How to create your own HTML Email Signatures and install them into Outlook.
I am a strong believer in not having to reinvent the wheel.
But I do like to customise and “control” what I use.
So this blog article is designed to help you do the same and it is assumed that you are familiar with HTML code and inline CSS commands and that you have already configured your emails to work with your local Outlook client on your pc.
Step 1: Use a Email Signature Online Generator
So my approach is start out by searching for an online free code generator that provides a signature presented as close to the end style as you desire.
One of my favourite tools for creating email html signatures, is that supplied by Hubspot.
You can find it here:
To get this first stage completed, it simply a process of following each of the steps in turn until you end up with a signature you are happy with.
That’s when I like to tweak and play with the HTML code, to make it work how I want.
Step 2: Customise the Signature by Editing the HTML code
You will need to use a HTML code editor, one of my favourite’s is an online free tool called Code Beautify. They provide a range of coding languages’ editors online.
You can find the HTML editor here:
Step 3: Tidy up the Code
Now, this is a bit of a tedious task, but stick with me, there is a reason why I am going to ask you to do this. Yes, it’s good to practise to outline indent the code to be more human readable and friendly, but the real win comes when you need to use the code again in the future.
One of the reasons I am writing this article is because I had spent ages around 2 years ago designing a lovely HTML email signature.
To cut a long story short, I found myself unexpectedly having to rebuild my PC due to a corrupted Windows update. Now I was lucky that I store all my files in the cloud. But as a small one-person business owner, I used the local outlook installation that comes with Windows and configure my email accounts to function with it. Now unlike a “business” who would be running Microsoft exchange, it means that such things as Email Signatures are stored locally on your machine.

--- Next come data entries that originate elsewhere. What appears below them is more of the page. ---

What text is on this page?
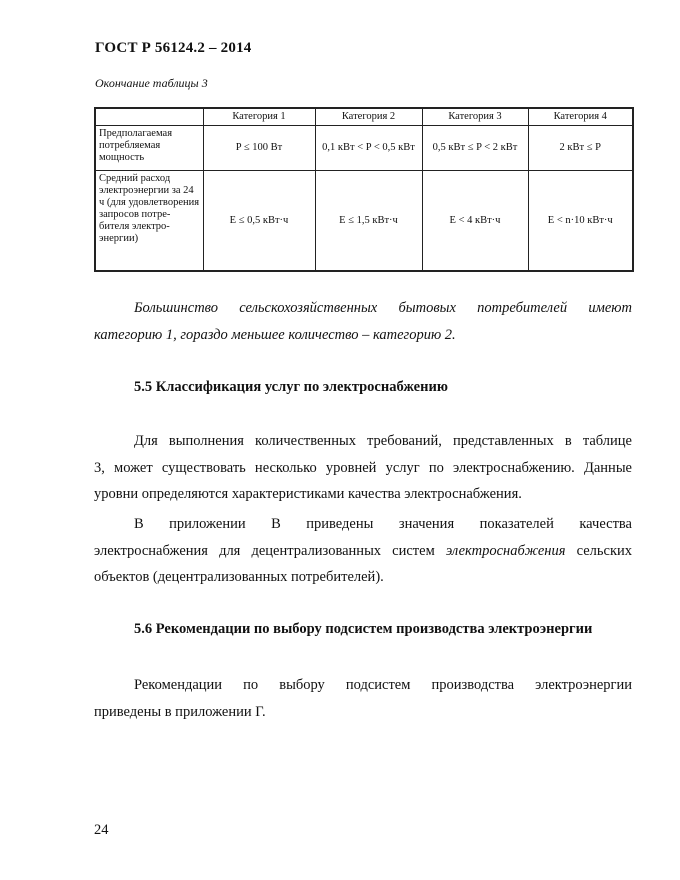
ГОСТ Р 56124.2 – 2014
Окончание таблицы 3
	Категория 1	Категория 2	Категория 3	Категория 4
Предполагаемая потребляемая мощность	P ≤ 100 Вт	0,1 кВт < P < 0,5 кВт	0,5 кВт ≤ P < 2 кВт	2 кВт ≤ P
Средний расход электроэнергии за 24 ч (для удовлетворения запросов потре-бителя электро-энергии)	E ≤ 0,5 кВт·ч	E ≤ 1,5 кВт·ч	E < 4 кВт·ч	E < n·10 кВт·ч
Большинство сельскохозяйственных бытовых потребителей имеют
категорию 1, гораздо меньшее количество – категорию 2.
5.5 Классификация услуг по электроснабжению
Для выполнения количественных требований, представленных в таблице
3, может существовать несколько уровней услуг по электроснабжению. Данные
уровни определяются характеристиками качества электроснабжения.
В приложении В приведены значения показателей качества
электроснабжения для децентрализованных систем электроснабжения сельских
объектов (децентрализованных потребителей).
5.6 Рекомендации по выбору подсистем производства электроэнергии
Рекомендации по выбору подсистем производства электроэнергии
приведены в приложении Г.
24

That’s why, when I rebuilt my pc, I was kicking myself, I had no copies of my email signature.
I did think about this for a while and realised that some of my past sent emails, contained the said signature, and so I was able to retrieve it, but having done so, I decided that actually I wanted to pimp it up even more.

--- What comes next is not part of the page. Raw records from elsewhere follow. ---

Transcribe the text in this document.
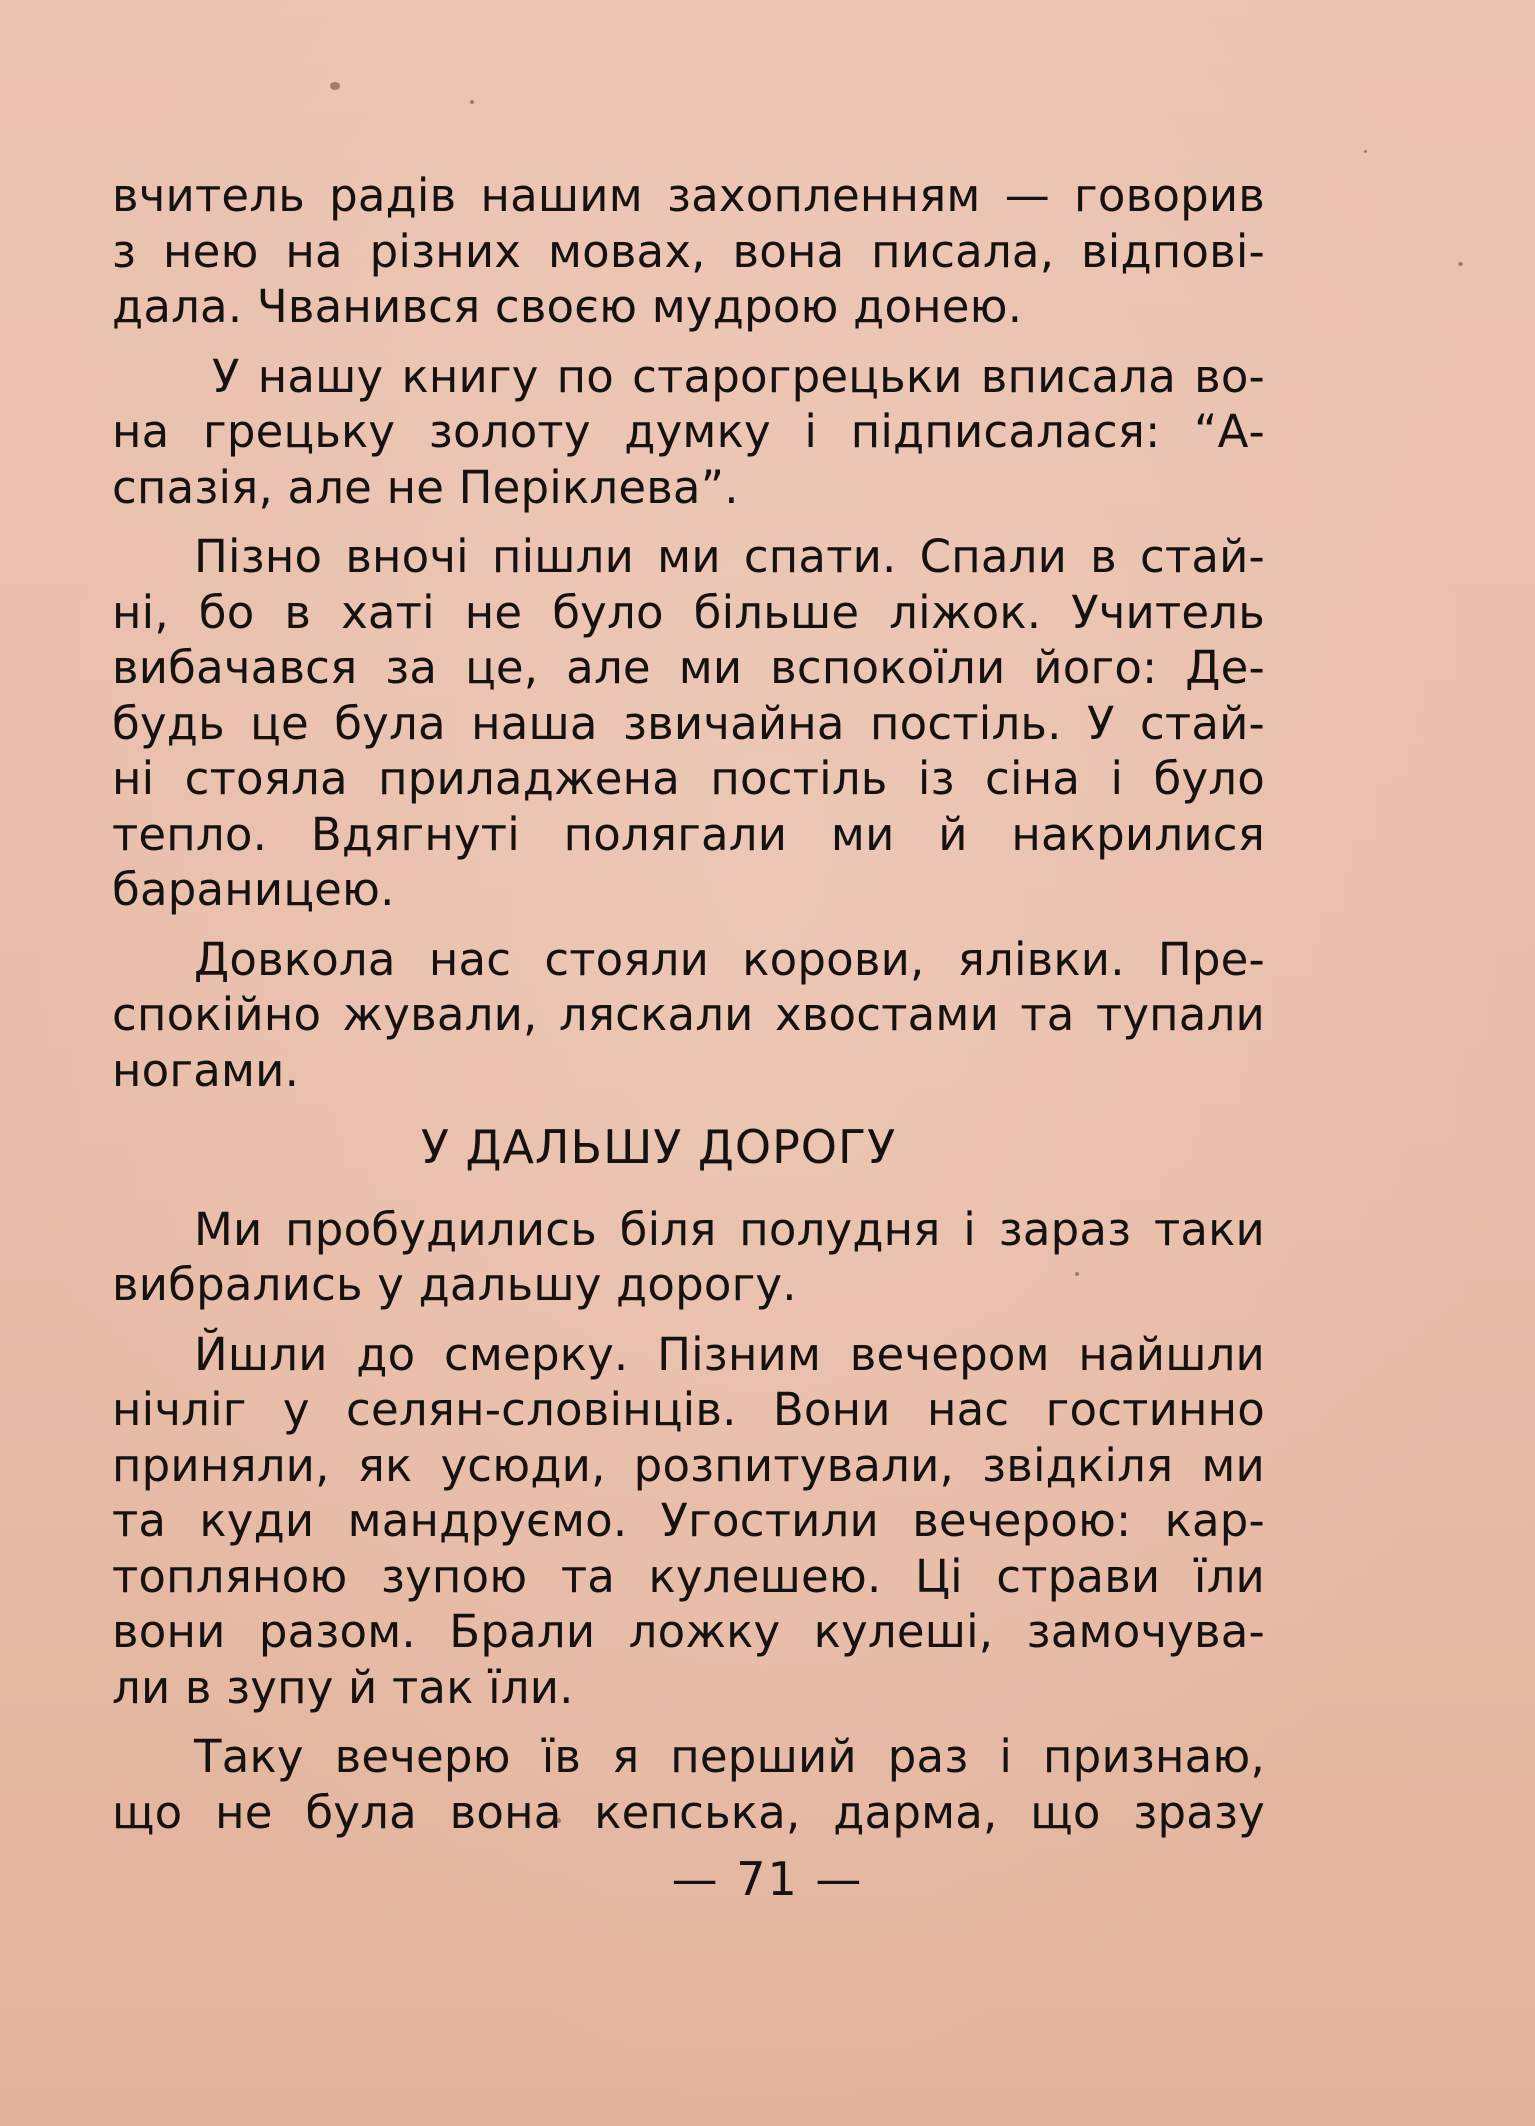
вчитель радів нашим захопленням — говорив
з нею на різних мовах, вона писала, відпові-
дала. Чванився своєю мудрою донею.
У нашу книгу по старогрецьки вписала во-
на грецьку золоту думку і підписалася: “А-
спазія, але не Періклева”.
Пізно вночі пішли ми спати. Спали в стай-
ні, бо в хаті не було більше ліжок. Учитель
вибачався за це, але ми вспокоїли його: Де-
будь це була наша звичайна постіль. У стай-
ні стояла приладжена постіль із сіна і було
тепло. Вдягнуті полягали ми й накрилися
бараницею.
Довкола нас стояли корови, ялівки. Пре-
спокійно жували, ляскали хвостами та тупали
ногами.
У ДАЛЬШУ ДОРОГУ
Ми пробудились біля полудня і зараз таки
вибрались у дальшу дорогу.
Йшли до смерку. Пізним вечером найшли
нічліг у селян-словінців. Вони нас гостинно
приняли, як усюди, розпитували, звідкіля ми
та куди мандруємо. Угостили вечерою: кар-
топляною зупою та кулешею. Ці страви їли
вони разом. Брали ложку кулеші, замочува-
ли в зупу й так їли.
Таку вечерю їв я перший раз і признаю,
що не була вона кепська, дарма, що зразу
— 71 —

So it’s worth following my advice and tidy up the code now, because when you are done, you will be able to save the HTML raw file on your cloud in a business operations/admin folder for your business and if you ever find yourself needing to quickly reapply all your email signatures your 90% the way to recovery already.
Step 4: Make a copy of the images in use in your HTML Email Signature.
Depending on what email HTML code generator you are using the changes are you will have images built within it. Images such as your business logo, perhaps your profile photo, or icon images for your contact information and social media sites.
Now you might be content with right clicking on each of the images and choosing “save image” but you can go one step further, and change the icon images to something more appropriate.
In this example I will say I do not like the icon image used as a website link. (Looks like a broken chain). Instead I wanted to use a different one, so I visited Icon Monstr’s website and picked out icons that I though suited my branding better.
You can visit Icon Monstr here:
Step 5: Save Images on your Own Hosting.
Now based on the above step and scenario, it’s worth saving and storing these images on your server. They will generally need to live inside a secure hosting account (https).
I normally just create a folder inside my the main directory for my website hosting and put the images directly in it via Filezilla FTP.
You can get a copy of Filezilla PC Client here:
If you are a WordPress website owner, they you will be able to use it’s media library to upload the images and grab a copy of the images URL path.
Step 6: Replace the HTML URL path to your Images
Now you need to work carefully and slowly, but for each image your signature includes, you need to swap the image file used to your own hosted version. It’s simply a task of copying and pasting the new paths.
Step 7: Additional Social Media Icons
Now the signature I chose only permitted space for 4 social media icons, I wanted 7.
I also wanted to include an email disclaimer message, so I also adjusted the html code, to include one extra row within the html table, at the very end and styled the disclaimer message to live within this location as well.
Step 8: Install into Outlook
When you are happy, make sure you click on run, to generate a preview of how your signature will present itself and from within the preview screen simply select all the content you can see and copy everything (ctrl + c).
Open Outlook, click new message.
Along the top of the screen, you will see the ‘signatures’ drop down menu.
You will need to click on “new” to create a new signature and then in the main body of the window, paste (ctrl + v) the signature you designed.
Be sure to save and test your ne signature.
Step 9: Save your HTML code – for future use
If you can return to your HTML code editor, you can copy all the code. Open notepad. Paste the code into the empty window.
Then save the file, make sure you include .html as the file extension and then put a copy of the file on your cloud storage.
Job done for future recall and use if ever it’s needed.